Rising oil prices and the appreciation of the Canadian dollar are likely to slow economic the Bank of Canada said in the October Monetary Policy Report released today.
The report notes that the Canadian economy has grown faster than was projected in both April’s Monetary Policy Report and the July Update, largely because of a surge in exports. “It is now operating near its production capacity and continues to adjust to global economic developments,” the Bank says.
Given the effects of higher oil prices and the past appreciation of the Canadian dollar, the Bank projects economic growth to be slightly less than 3% in 2005, and slightly more than 3% in 2006.
The Bank predicts that aggregate demand for Canadian goods and services will expand, on average, at about the same rate as potential output between now and the end of 2006.
With the economy expected to remain near its production capacity throughout this period, core inflation is projected to move back up to the 2% target by the end of 2005, the Bank says. Coupling strong growth with higher oil prices, the Bank expects headline consumer inflation will rise to the top of its 1% to 3% target range in the first half of 2005, before falling slightly below core inflation in early 2006.
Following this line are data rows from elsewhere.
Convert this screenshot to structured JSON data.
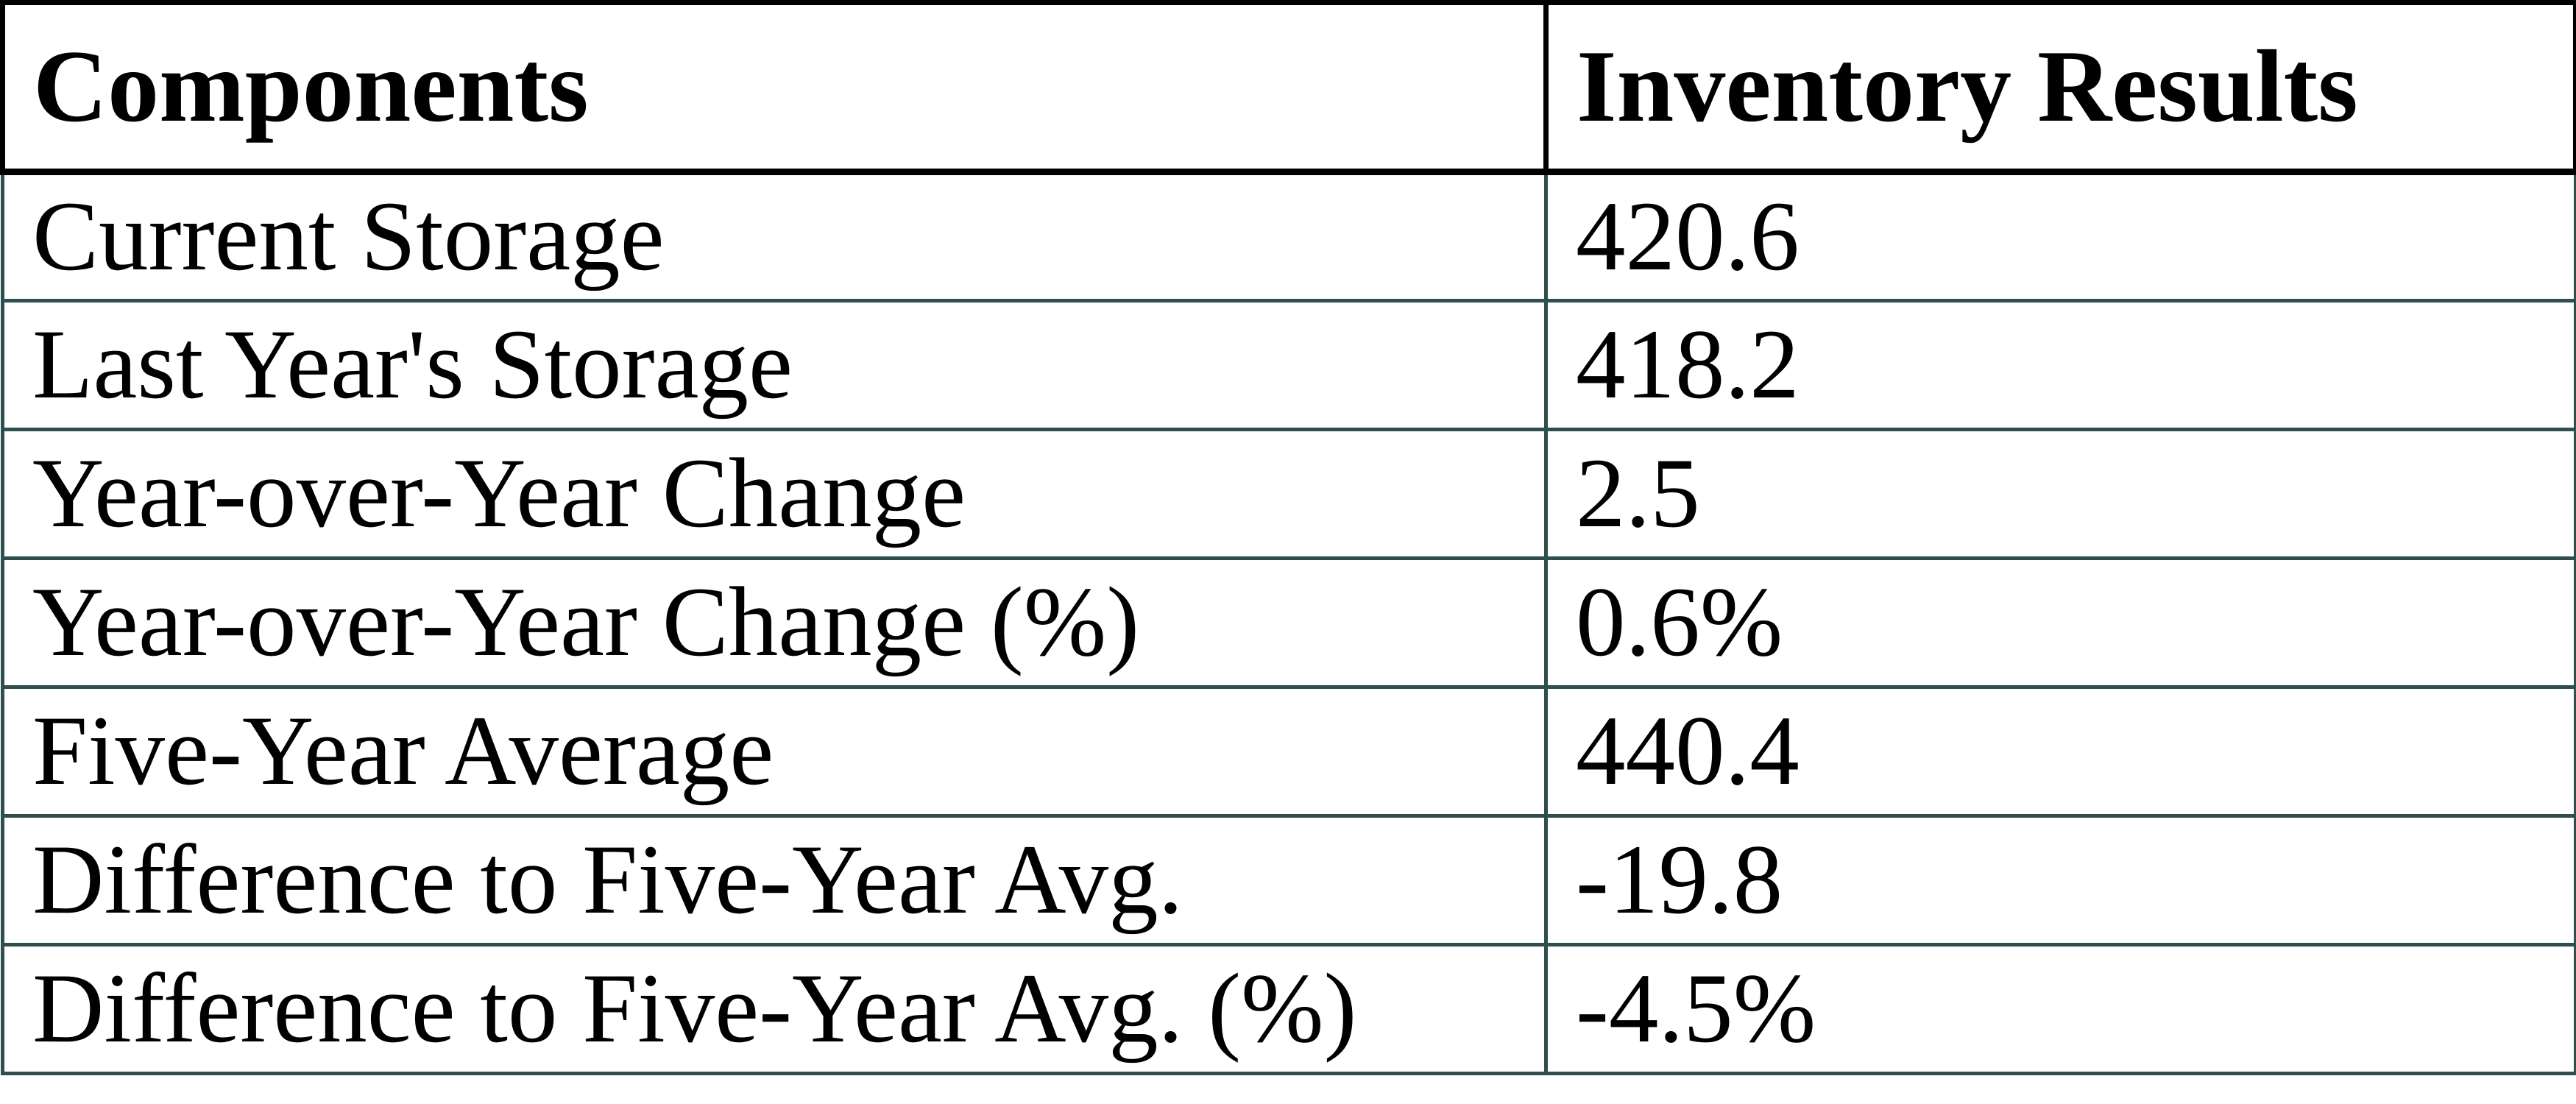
{
  "chart_data": {
    "type": "table",
    "columns": [
      "Components",
      "Inventory Results"
    ],
    "rows": [
      {
        "label": "Current Storage",
        "value": "420.6"
      },
      {
        "label": "Last Year's Storage",
        "value": "418.2"
      },
      {
        "label": "Year-over-Year Change",
        "value": "2.5"
      },
      {
        "label": "Year-over-Year Change (%)",
        "value": "0.6%"
      },
      {
        "label": "Five-Year Average",
        "value": "440.4"
      },
      {
        "label": "Difference to Five-Year Avg.",
        "value": "-19.8"
      },
      {
        "label": "Difference to Five-Year Avg. (%)",
        "value": "-4.5%"
      }
    ],
    "layout": {
      "header_border_color": "#000000",
      "body_border_color": "#2F4F4F",
      "text_color": "#000000",
      "background_color": "#FFFFFF"
    }
  }
}
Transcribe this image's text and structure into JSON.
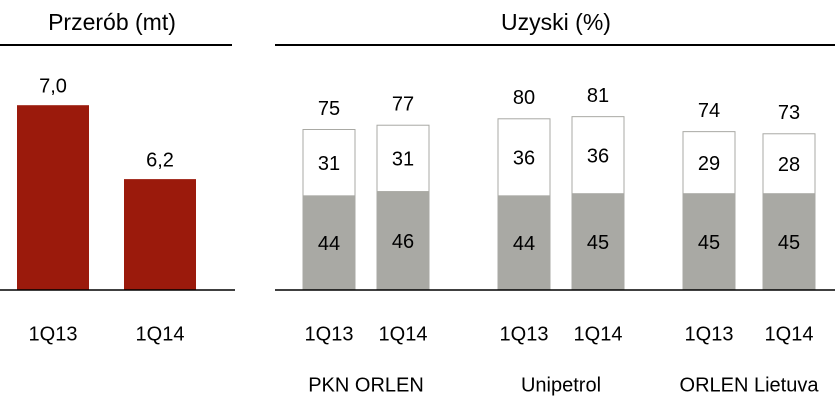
{
  "chart_data": [
    {
      "type": "bar",
      "title": "Przerób (mt)",
      "categories": [
        "1Q13",
        "1Q14"
      ],
      "values": [
        7.0,
        6.2
      ],
      "value_labels": [
        "7,0",
        "6,2"
      ],
      "color": "#9b1a0c",
      "ylim": [
        5,
        7.5
      ]
    },
    {
      "type": "stacked_bar",
      "title": "Uzyski (%)",
      "categories": [
        "1Q13",
        "1Q14",
        "1Q13",
        "1Q14",
        "1Q13",
        "1Q14"
      ],
      "groups": [
        "PKN ORLEN",
        "Unipetrol",
        "ORLEN Lietuva"
      ],
      "series": [
        {
          "color": "#a9a9a4",
          "values": [
            44,
            46,
            44,
            45,
            45,
            45
          ]
        },
        {
          "color": "#ffffff",
          "values": [
            31,
            31,
            36,
            36,
            29,
            28
          ]
        }
      ],
      "totals": [
        75,
        77,
        80,
        81,
        74,
        73
      ],
      "ylim": [
        0,
        100
      ]
    }
  ]
}
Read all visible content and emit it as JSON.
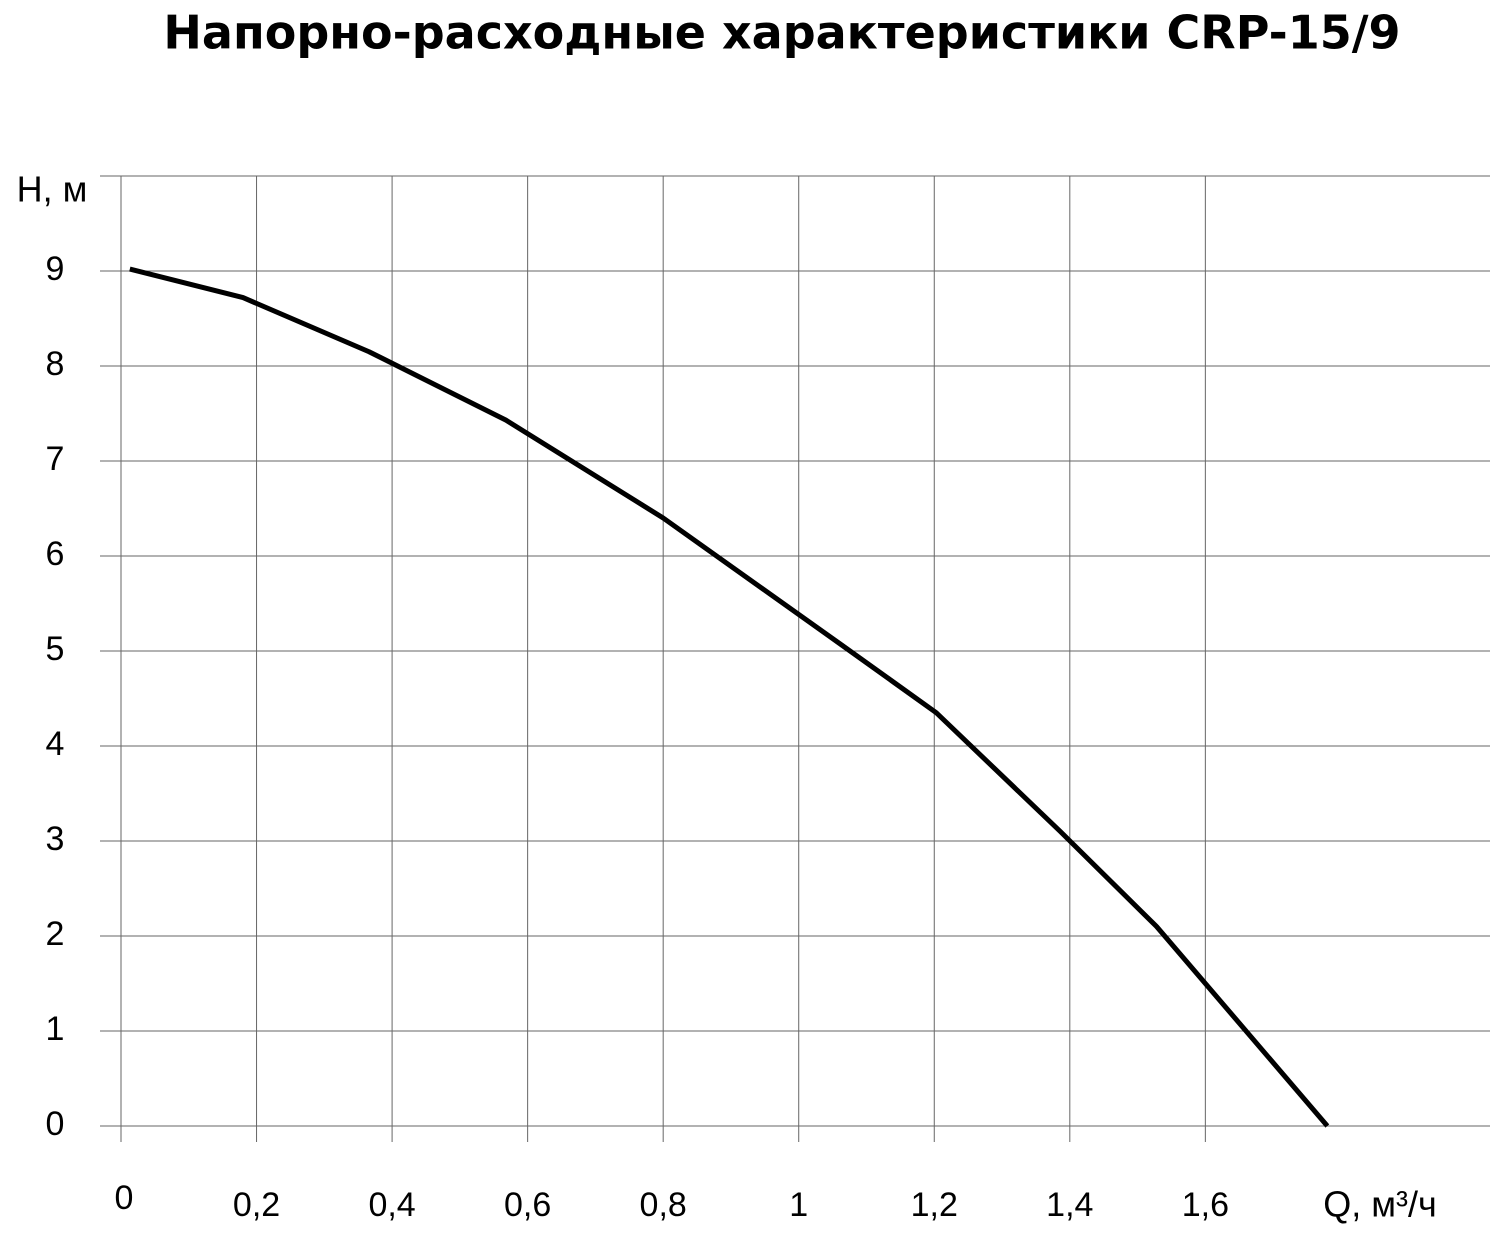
{
  "chart_data": {
    "type": "line",
    "title": "Напорно-расходные характеристики CRP-15/9",
    "x_label": "Q, м³/ч",
    "y_label": "H, м",
    "grid": true,
    "xlim": [
      0,
      2.02
    ],
    "ylim": [
      0,
      10
    ],
    "xticks": [
      0,
      {
        "value": 0.2,
        "label": "0,2"
      },
      {
        "value": 0.4,
        "label": "0,4"
      },
      {
        "value": 0.6,
        "label": "0,6"
      },
      {
        "value": 0.8,
        "label": "0,8"
      },
      1,
      {
        "value": 1.2,
        "label": "1,2"
      },
      {
        "value": 1.4,
        "label": "1,4"
      },
      {
        "value": 1.6,
        "label": "1,6"
      }
    ],
    "yticks": [
      0,
      1,
      2,
      3,
      4,
      5,
      6,
      7,
      8,
      9
    ],
    "x": [
      0.013,
      0.18,
      0.366,
      0.568,
      0.8,
      1.064,
      1.203,
      1.386,
      1.528,
      1.78
    ],
    "series": [
      {
        "color": "#000000",
        "values": [
          9.02,
          8.72,
          8.15,
          7.43,
          6.4,
          5.06,
          4.35,
          3.1,
          2.1,
          0
        ]
      }
    ]
  }
}
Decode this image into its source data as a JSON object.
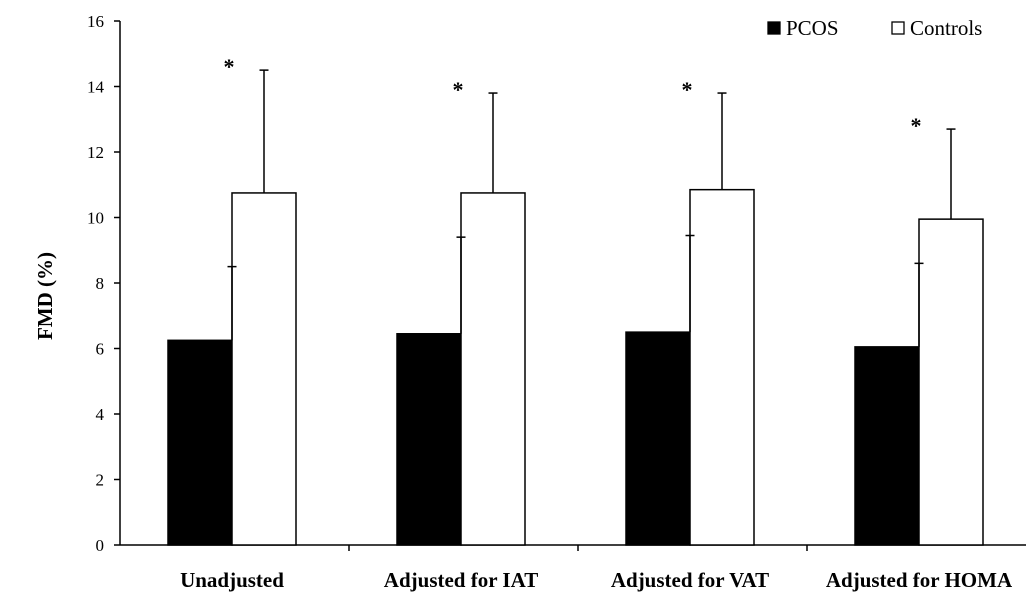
{
  "chart_data": {
    "type": "bar",
    "ylabel": "FMD (%)",
    "ylim": [
      0,
      16
    ],
    "yticks": [
      0,
      2,
      4,
      6,
      8,
      10,
      12,
      14,
      16
    ],
    "grid": false,
    "legend": "top-right",
    "categories": [
      "Unadjusted",
      "Adjusted for IAT",
      "Adjusted for VAT",
      "Adjusted for HOMA"
    ],
    "series": [
      {
        "name": "PCOS",
        "color": "#000000",
        "values": [
          6.25,
          6.45,
          6.5,
          6.05
        ],
        "error": [
          2.25,
          2.95,
          2.95,
          2.55
        ]
      },
      {
        "name": "Controls",
        "color": "#ffffff",
        "values": [
          10.75,
          10.75,
          10.85,
          9.95
        ],
        "error": [
          3.75,
          3.05,
          2.95,
          2.75
        ]
      }
    ],
    "annotations": [
      "*",
      "*",
      "*",
      "*"
    ]
  }
}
With these expectations of economic growth and higher inflation, the Bank raised interest rates earlier this week and expects to continue to do so. “To keep the economy near its production potential and to achieve the inflation target, further reduction of monetary stimulus will be required over time,” it says, noting that the pace of rate hikes will depend, “on the Bank’s continuing assessment of the prospects for factors that affect pressures on capacity and, hence, inflation.”
The Bank allows that there are significant risks and uncertainties to its outlook, including, “changes in commodity prices and exchange rates. The risks surrounding global economic prospects relate primarily to the evolution of oil prices, the pace of expansion in China, the way in which current account imbalances in the United States and East Asia will be resolved, and geopolitical developments.”